The 2014 Maternal and Child Health Update (MCH Update) presents data gathered by the National Governors Association Center for Best Practices (NGA Center) through a survey of states and territories (collectively referred to as states). Previous MCH Updates have focused on topics ranging from Medicaid and Children’s Health Insurance Program (CHIP) eligibility to state action related to the Affordable Care Act (ACA). The 2014 survey, however, focused on state efforts to improve the quality of care and reduce costs of providing services to maternal and child health (MCH) populations. State activities to improve birth outcomes remained a priority for governors and a focus of the MCH Update for 2014.

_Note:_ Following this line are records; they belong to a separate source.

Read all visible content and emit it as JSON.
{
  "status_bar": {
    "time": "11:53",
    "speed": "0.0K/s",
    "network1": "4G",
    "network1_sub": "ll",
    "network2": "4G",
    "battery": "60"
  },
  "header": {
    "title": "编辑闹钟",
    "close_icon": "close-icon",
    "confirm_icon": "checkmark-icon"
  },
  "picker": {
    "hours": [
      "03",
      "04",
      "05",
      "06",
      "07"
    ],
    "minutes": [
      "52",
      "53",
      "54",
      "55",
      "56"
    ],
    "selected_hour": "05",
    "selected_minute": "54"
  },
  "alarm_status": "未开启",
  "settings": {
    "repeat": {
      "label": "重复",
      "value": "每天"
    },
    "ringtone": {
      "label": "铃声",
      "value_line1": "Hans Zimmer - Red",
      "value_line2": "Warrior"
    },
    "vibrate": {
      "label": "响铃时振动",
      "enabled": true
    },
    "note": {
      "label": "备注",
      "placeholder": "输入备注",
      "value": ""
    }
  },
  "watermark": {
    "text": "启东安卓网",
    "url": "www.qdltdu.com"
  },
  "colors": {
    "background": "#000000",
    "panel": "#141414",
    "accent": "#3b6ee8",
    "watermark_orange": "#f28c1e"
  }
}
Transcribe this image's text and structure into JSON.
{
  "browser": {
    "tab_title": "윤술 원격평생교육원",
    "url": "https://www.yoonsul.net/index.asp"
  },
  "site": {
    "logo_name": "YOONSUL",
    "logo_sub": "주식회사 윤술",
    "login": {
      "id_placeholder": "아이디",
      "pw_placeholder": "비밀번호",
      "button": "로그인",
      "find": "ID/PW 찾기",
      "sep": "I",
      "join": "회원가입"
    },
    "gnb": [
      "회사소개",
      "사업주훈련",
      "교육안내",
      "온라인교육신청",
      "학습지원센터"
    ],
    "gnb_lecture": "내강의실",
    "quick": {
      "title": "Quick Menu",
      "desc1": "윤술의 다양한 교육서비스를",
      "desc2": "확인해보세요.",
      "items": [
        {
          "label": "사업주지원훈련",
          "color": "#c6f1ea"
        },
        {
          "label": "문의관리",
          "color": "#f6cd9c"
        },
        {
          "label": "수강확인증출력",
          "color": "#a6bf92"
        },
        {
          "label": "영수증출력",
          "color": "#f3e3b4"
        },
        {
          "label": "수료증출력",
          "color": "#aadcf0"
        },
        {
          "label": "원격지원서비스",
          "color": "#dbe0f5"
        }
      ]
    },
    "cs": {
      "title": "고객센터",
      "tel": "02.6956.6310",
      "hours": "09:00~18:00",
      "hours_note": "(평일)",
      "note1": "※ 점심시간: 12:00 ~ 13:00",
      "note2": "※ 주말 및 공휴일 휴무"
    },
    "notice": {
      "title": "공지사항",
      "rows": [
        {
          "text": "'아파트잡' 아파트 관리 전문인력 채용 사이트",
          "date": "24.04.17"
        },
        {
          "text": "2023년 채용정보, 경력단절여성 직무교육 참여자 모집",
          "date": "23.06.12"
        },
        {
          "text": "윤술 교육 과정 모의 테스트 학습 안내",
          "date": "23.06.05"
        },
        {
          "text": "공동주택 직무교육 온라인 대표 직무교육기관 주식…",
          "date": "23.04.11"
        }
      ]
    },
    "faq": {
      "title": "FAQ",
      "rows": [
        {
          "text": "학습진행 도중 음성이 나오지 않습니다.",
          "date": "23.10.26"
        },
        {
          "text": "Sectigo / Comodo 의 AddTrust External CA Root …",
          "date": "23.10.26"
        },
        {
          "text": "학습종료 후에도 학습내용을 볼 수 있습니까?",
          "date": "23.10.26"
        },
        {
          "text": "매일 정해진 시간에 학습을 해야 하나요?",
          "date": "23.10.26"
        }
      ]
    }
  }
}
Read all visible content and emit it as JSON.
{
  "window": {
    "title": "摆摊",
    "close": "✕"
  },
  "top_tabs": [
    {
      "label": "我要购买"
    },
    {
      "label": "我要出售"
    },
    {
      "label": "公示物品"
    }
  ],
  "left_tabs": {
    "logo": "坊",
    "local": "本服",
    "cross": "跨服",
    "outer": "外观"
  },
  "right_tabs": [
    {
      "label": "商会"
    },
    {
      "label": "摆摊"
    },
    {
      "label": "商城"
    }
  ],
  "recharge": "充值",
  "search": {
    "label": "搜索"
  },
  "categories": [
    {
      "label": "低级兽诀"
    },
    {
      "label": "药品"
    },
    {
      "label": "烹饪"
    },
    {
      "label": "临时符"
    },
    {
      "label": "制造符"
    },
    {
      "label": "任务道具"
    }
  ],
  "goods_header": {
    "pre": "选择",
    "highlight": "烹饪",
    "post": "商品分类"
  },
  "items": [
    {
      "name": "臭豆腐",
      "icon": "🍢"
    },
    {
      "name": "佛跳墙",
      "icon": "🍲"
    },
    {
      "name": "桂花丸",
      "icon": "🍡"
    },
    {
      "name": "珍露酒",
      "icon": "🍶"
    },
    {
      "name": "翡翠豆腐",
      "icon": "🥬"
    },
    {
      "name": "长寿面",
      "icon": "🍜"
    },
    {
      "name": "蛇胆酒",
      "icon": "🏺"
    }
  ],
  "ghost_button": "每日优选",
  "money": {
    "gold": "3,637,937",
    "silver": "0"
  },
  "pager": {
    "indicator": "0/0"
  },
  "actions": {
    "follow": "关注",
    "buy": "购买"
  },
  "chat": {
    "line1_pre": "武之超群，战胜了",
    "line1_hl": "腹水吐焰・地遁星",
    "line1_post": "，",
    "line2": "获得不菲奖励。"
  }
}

Medicaid and CHIP remain important sources of insurance coverage for many Americans, and for pregnant women and children in particular. One of every three children in the United States receives health care through Medicaid or CHIP coverage, and according to this year’s data, 45 percent of births are covered through those programs. That figure remained constant from 2012 to 2013, the two years for which data were reported, and is consistent with other data sources. Medicaid and CHIP cover more than 50 percent of children in families below the federal poverty level and are especially important in helping them access health care. The ACA has expanded coverage options for pregnant women and children with lower incomes, though challenges relating to continuity of care remain. For example, an individual’s eligibility for coverage through the health insurance exchanges,
Medicaid and CHIP can fluctuate.
States also have worked to improve health care outcomes for pregnant women and children and to lower the cost of care by implementing new payment models. States’ incorporation of those models into their Medicaid and CHIP coverage can have an especially large effect for maternal and child health populations because of the large percentage of births across the nation covered through those program. The 2014 MCH survey focused on quality improvement initiatives for mothers, infants, and children, especially as part of Medicaid and CHIP coverage. Some questions about previous years’ initiatives were dropped; other
questions were added regarding the prevalence of elective deliveries and tobacco use among MCH populations. Forty-two states provided information on at least some of the questions, although not all states responded to every question. For each finding, the number of states responding is noted.